Anni Cinquanta. Due fratelli siciliani si trasferiscono a Torino. Giovanni, il maggiore, accetta lavori umili per sostenere gli studi del fratello Pietro, ma quest’ultimo fatica a tenere il passo, e il loro legame si trasforma sotto il peso del sacrificio, della vergogna e della speranza.

Perché è importante
Vincitore del Leone d’Oro nel 1998, il film di Amelio è una profonda riflessione sulla migrazione interna e sul prezzo – in termini umani – del boom economico italiano del dopoguerra. In un periodo in cui il cinema italiano veniva spesso considerato in declino rispetto alla sua età dell’oro, Così ridevano dimostrò che il nostro cinema era ancora capace di raccontare storie intime e socialmente consapevoli in una dimensione globale. Il suo trionfo a Venezia fu accolto da qualche polemica – alcuni critici auspicavano un vincitore più appariscente – ma rafforzò l’identità del festival come spazio che privilegia la sostanza rispetto al mero spettacolo.
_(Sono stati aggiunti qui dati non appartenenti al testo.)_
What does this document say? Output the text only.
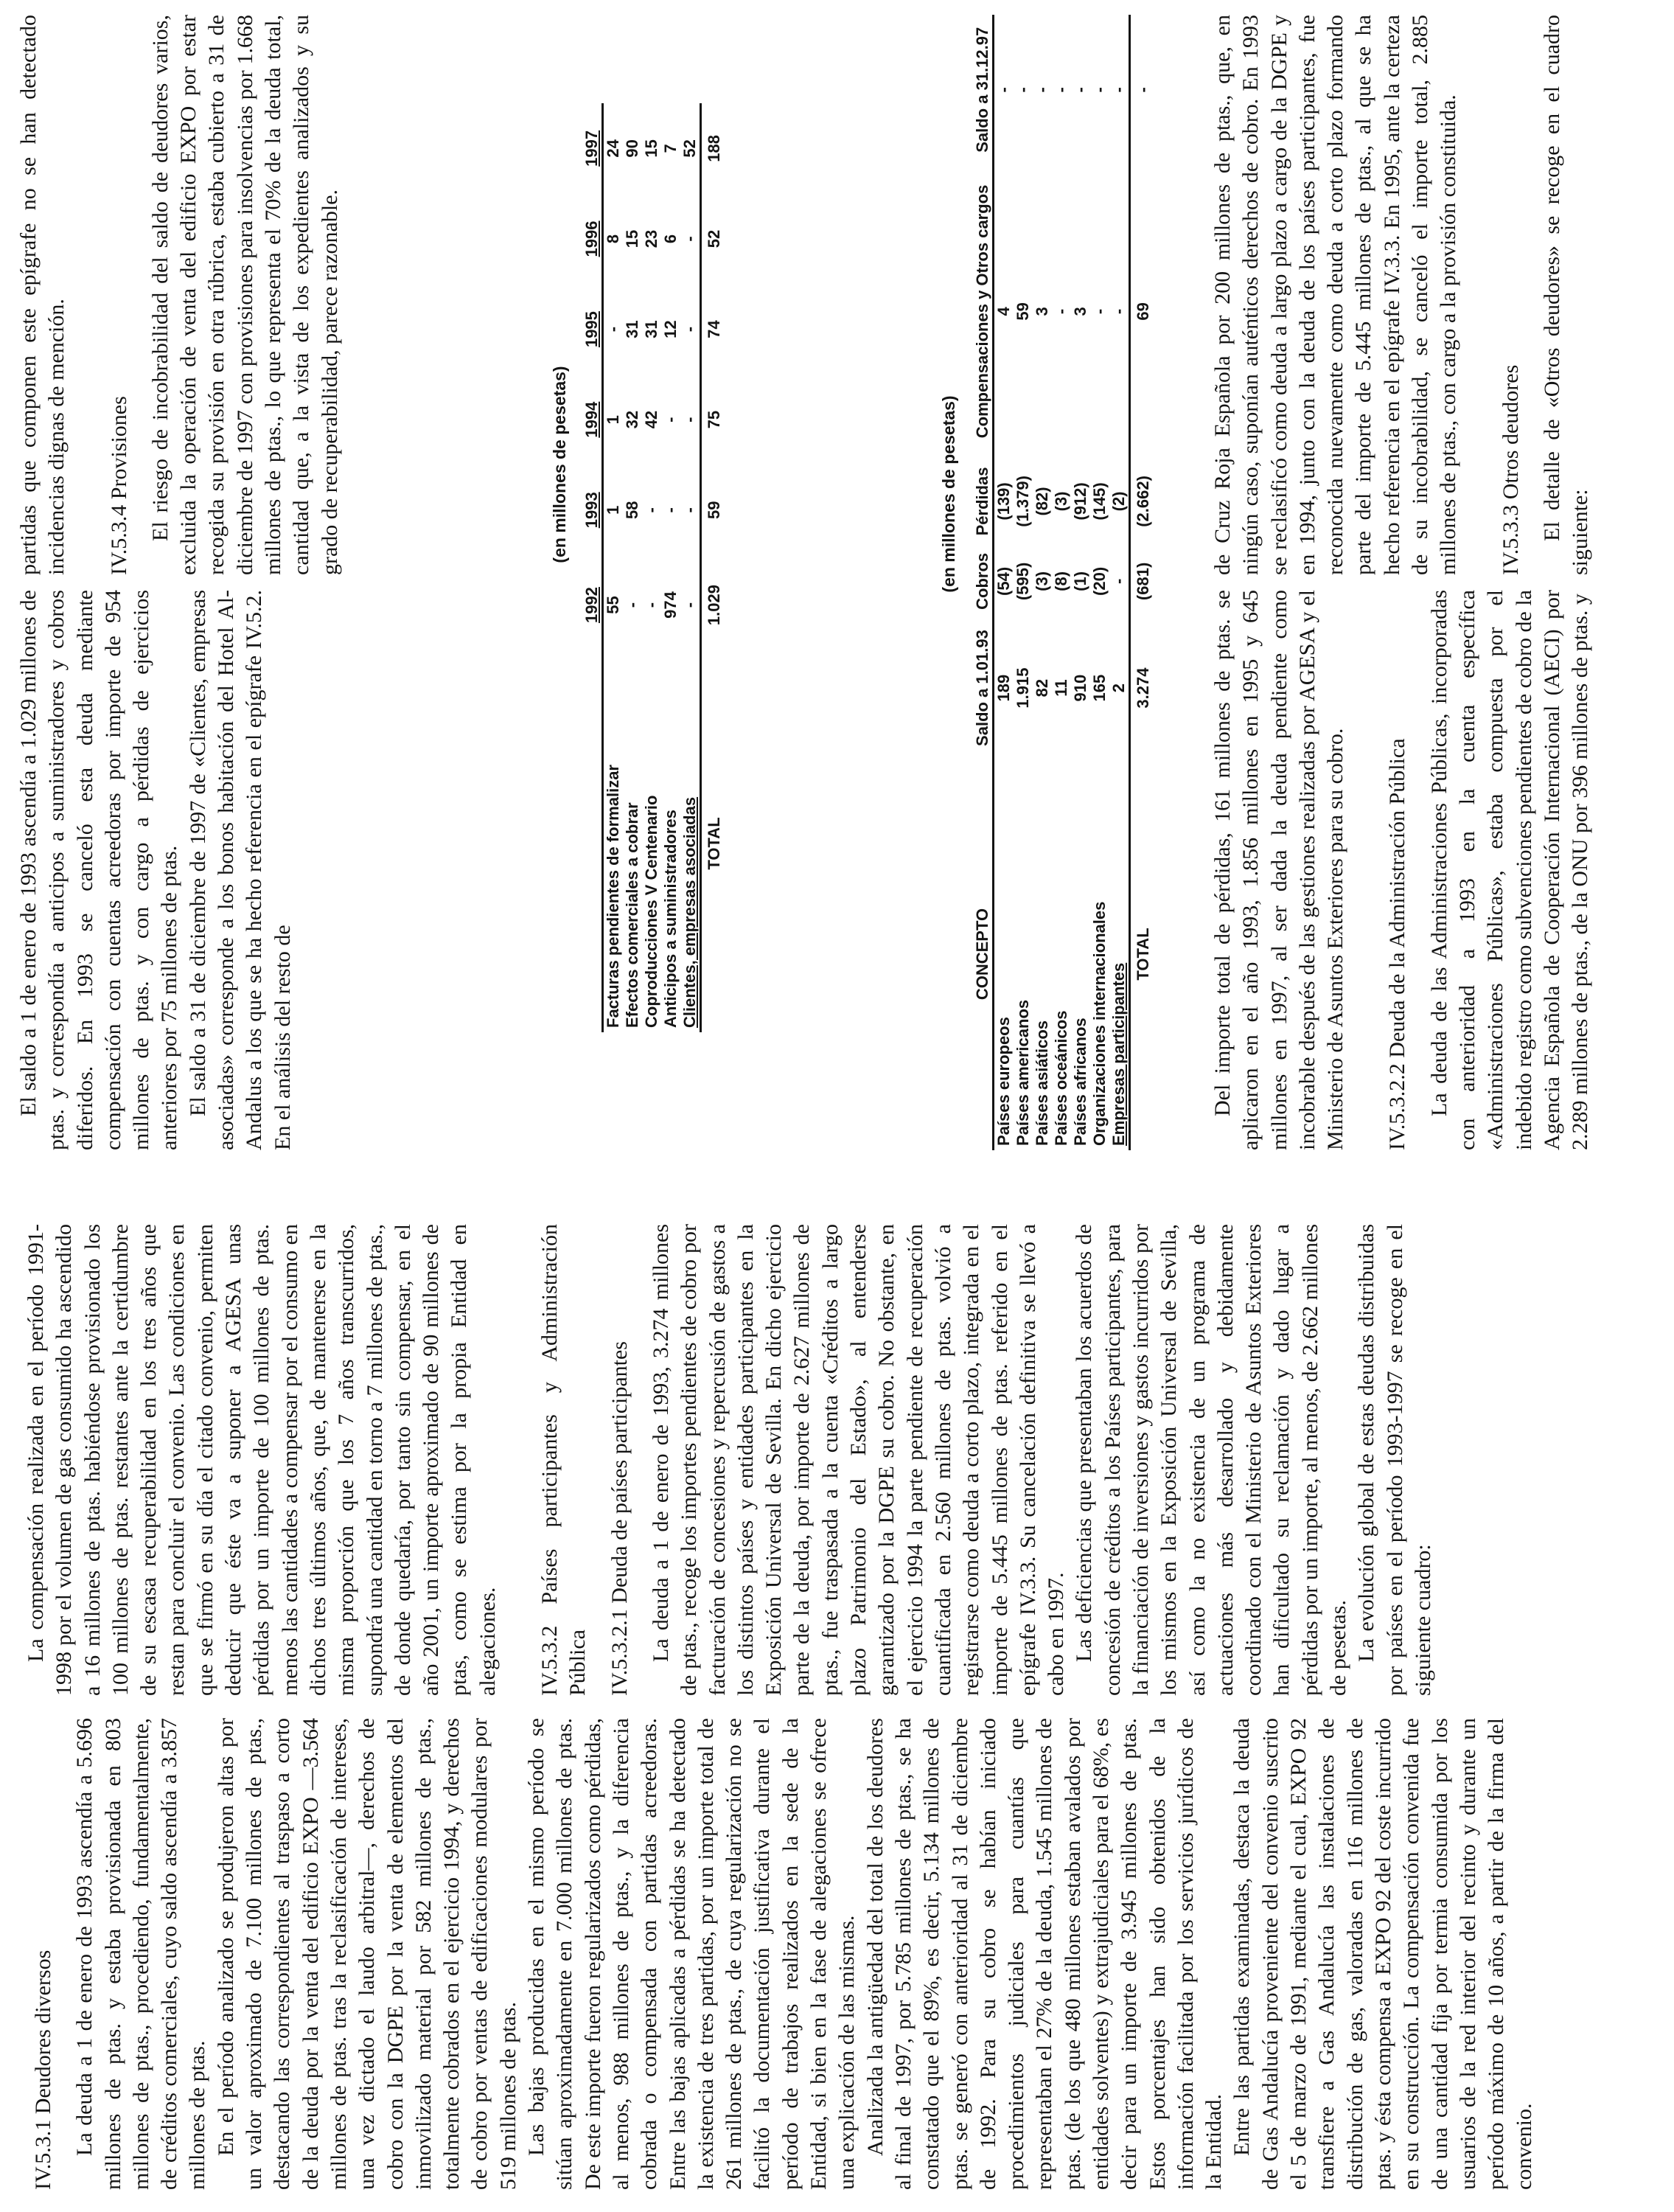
IV.5.3.1 Deudores diversos La deuda a 1 de enero de 1993 ascendía a 5.696 millones de ptas. y estaba provisionada en 803 millones de ptas., procediendo, fundamentalmente, de créditos comerciales, cuyo saldo ascendía a 3.857 millones de ptas. En el período analizado se produjeron altas por un valor aproximado de 7.100 millones de ptas., destacando las correspondientes al traspaso a corto de la deuda por la venta del edificio EXPO —3.564 millones de ptas. tras la reclasificación de intereses, una vez dictado el laudo arbitral—, derechos de cobro con la DGPE por la venta de elementos del inmovilizado material por 582 millones de ptas., totalmente cobrados en el ejercicio 1994, y derechos de cobro por ventas de edificaciones modulares por 519 millones de ptas. Las bajas producidas en el mismo período se sitúan aproximadamente en 7.000 millones de ptas. De este importe fueron regularizados como pérdidas, al menos, 988 millones de ptas., y la diferencia cobrada o compensada con partidas acreedoras. Entre las bajas aplicadas a pérdidas se ha detectado la existencia de tres partidas, por un importe total de 261 millones de ptas., de cuya regularización no se facilitó la documentación justificativa durante el período de trabajos realizados en la sede de la Entidad, si bien en la fase de alegaciones se ofrece una explicación de las mismas. Analizada la antigüedad del total de los deudores al final de 1997, por 5.785 millones de ptas., se ha constatado que el 89%, es decir, 5.134 millones de ptas. se generó con anterioridad al 31 de diciembre de 1992. Para su cobro se habían iniciado procedimientos judiciales para cuantías que representaban el 27% de la deuda, 1.545 millones de ptas. (de los que 480 millones estaban avalados por entidades solventes) y extrajudiciales para el 68%, es decir para un importe de 3.945 millones de ptas. Estos porcentajes han sido obtenidos de la información facilitada por los servicios jurídicos de la Entidad. Entre las partidas examinadas, destaca la deuda de Gas Andalucía proveniente del convenio suscrito el 5 de marzo de 1991, mediante el cual, EXPO 92 transfiere a Gas Andalucía las instalaciones de distribución de gas, valoradas en 116 millones de ptas. y ésta compensa a EXPO 92 del coste incurrido en su construcción. La compensación convenida fue de una cantidad fija por termia consumida por los usuarios de la red interior del recinto y durante un período máximo de 10 años, a partir de la firma del convenio.

La compensación realizada en el período 1991-1998 por el volumen de gas consumido ha ascendido a 16 millones de ptas. habiéndose provisionado los 100 millones de ptas. restantes ante la certidumbre de su escasa recuperabilidad en los tres años que restan para concluir el convenio. Las condiciones en que se firmó en su día el citado convenio, permiten deducir que éste va a suponer a AGESA unas pérdidas por un importe de 100 millones de ptas. menos las cantidades a compensar por el consumo en dichos tres últimos años, que, de mantenerse en la misma proporción que los 7 años transcurridos, supondrá una cantidad en torno a 7 millones de ptas., de donde quedaría, por tanto sin compensar, en el año 2001, un importe aproximado de 90 millones de ptas, como se estima por la propia Entidad en alegaciones. IV.5.3.2 Países participantes y Administración Pública IV.5.3.2.1 Deuda de países participantes La deuda a 1 de enero de 1993, 3.274 millones de ptas., recoge los importes pendientes de cobro por facturación de concesiones y repercusión de gastos a los distintos países y entidades participantes en la Exposición Universal de Sevilla. En dicho ejercicio parte de la deuda, por importe de 2.627 millones de ptas., fue traspasada a la cuenta «Créditos a largo plazo Patrimonio del Estado», al entenderse garantizado por la DGPE su cobro. No obstante, en el ejercicio 1994 la parte pendiente de recuperación cuantificada en 2.560 millones de ptas. volvió a registrarse como deuda a corto plazo, integrada en el importe de 5.445 millones de ptas. referido en el epígrafe IV.3.3. Su cancelación definitiva se llevó a cabo en 1997. Las deficiencias que presentaban los acuerdos de concesión de créditos a los Países participantes, para la financiación de inversiones y gastos incurridos por los mismos en la Exposición Universal de Sevilla, así como la no existencia de un programa de actuaciones más desarrollado y debidamente coordinado con el Ministerio de Asuntos Exteriores han dificultado su reclamación y dado lugar a pérdidas por un importe, al menos, de 2.662 millones de pesetas. La evolución global de estas deudas distribuidas por países en el período 1993-1997 se recoge en el siguiente cuadro:

(en millones de pesetas)
CONCEPTO	Saldo a 1.01.93	Cobros	Pérdidas	Compensaciones y Otros cargos	Saldo a 31.12.97
Países europeos	189	(54)	(139)	4	-
Países americanos	1.915	(595)	(1.379)	59	-
Países asiáticos	82	(3)	(82)	3	-
Países oceánicos	11	(8)	(3)	-	-
Países africanos	910	(1)	(912)	3	-
Organizaciones internacionales	165	(20)	(145)	-	-
Empresas participantes	2	-	(2)	-	-
TOTAL	3.274	(681)	(2.662)	69	-

Del importe total de pérdidas, 161 millones de ptas. se aplicaron en el año 1993, 1.856 millones en 1995 y 645 millones en 1997, al ser dada la deuda pendiente como incobrable después de las gestiones realizadas por AGESA y el Ministerio de Asuntos Exteriores para su cobro. IV.5.3.2.2 Deuda de la Administración Pública La deuda de las Administraciones Públicas, incorporadas con anterioridad a 1993 en la cuenta específica «Administraciones Públicas», estaba compuesta por el indebido registro como subvenciones pendientes de cobro de la Agencia Española de Cooperación Internacional (AECI) por 2.289 millones de ptas., de la ONU por 396 millones de ptas. y

de Cruz Roja Española por 200 millones de ptas., que, en ningún caso, suponían auténticos derechos de cobro. En 1993 se reclasificó como deuda a largo plazo a cargo de la DGPE y en 1994, junto con la deuda de los países participantes, fue reconocida nuevamente como deuda a corto plazo formando parte del importe de 5.445 millones de ptas., al que se ha hecho referencia en el epígrafe IV.3.3. En 1995, ante la certeza de su incobrabilidad, se canceló el importe total, 2.885 millones de ptas., con cargo a la provisión constituida. IV.5.3.3 Otros deudores El detalle de «Otros deudores» se recoge en el cuadro siguiente:

(en millones de pesetas)
	1992	1993	1994	1995	1996	1997
Facturas pendientes de formalizar	55	1	1	-	8	24
Efectos comerciales a cobrar	-	58	32	31	15	90
Coproducciones V Centenario	-	-	42	31	23	15
Anticipos a suministradores	974	-	-	12	6	7
Clientes, empresas asociadas	-	-	-	-	-	52
TOTAL	1.029	59	75	74	52	188

El saldo a 1 de enero de 1993 ascendía a 1.029 millones de ptas. y correspondía a anticipos a suministradores y cobros diferidos. En 1993 se canceló esta deuda mediante compensación con cuentas acreedoras por importe de 954 millones de ptas. y con cargo a pérdidas de ejercicios anteriores por 75 millones de ptas. El saldo a 31 de diciembre de 1997 de «Clientes, empresas asociadas» corresponde a los bonos habitación del Hotel Al-Andalus a los que se ha hecho referencia en el epígrafe IV.5.2. En el análisis del resto de

partidas que componen este epígrafe no se han detectado incidencias dignas de mención. IV.5.3.4 Provisiones El riesgo de incobrabilidad del saldo de deudores varios, excluida la operación de venta del edificio EXPO por estar recogida su provisión en otra rúbrica, estaba cubierto a 31 de diciembre de 1997 con provisiones para insolvencias por 1.668 millones de ptas., lo que representa el 70% de la deuda total, cantidad que, a la vista de los expedientes analizados y su grado de recuperabilidad, parece razonable.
7. È stata la mano di Dio (2021, regia di Paolo Sorrentino)

Trama

Nella Napoli degli anni Ottanta, la vita dell’adolescente Fabietto cambia per sempre per due ragioni: l’arrivo di Diego Maradona al Napoli e una tragedia personale che sconvolge la sua famiglia. Tra dolore e meraviglia, il cinema diventa la sua ancora di salvezza.

Perché è importante
Il film più intimo di Sorrentino debutta a Venezia e conquista il Leone d’Argento – Gran Premio della Giuria. Diverso dall’opulenza barocca de La grande bellezza, questo film è un racconto autobiografico, essenziale e struggente. Per il cinema italiano è stato un segnale di continuità e di rinnovamento: un autore contemporaneo che guarda dentro di sé pur parlando a un pubblico universale. Distribuito in tutto il mondo da Netflix, il film ha portato il racconto italiano in milioni di case, confermando l’importanza del festival come ponte tra la tradizione e il futuro del cinema.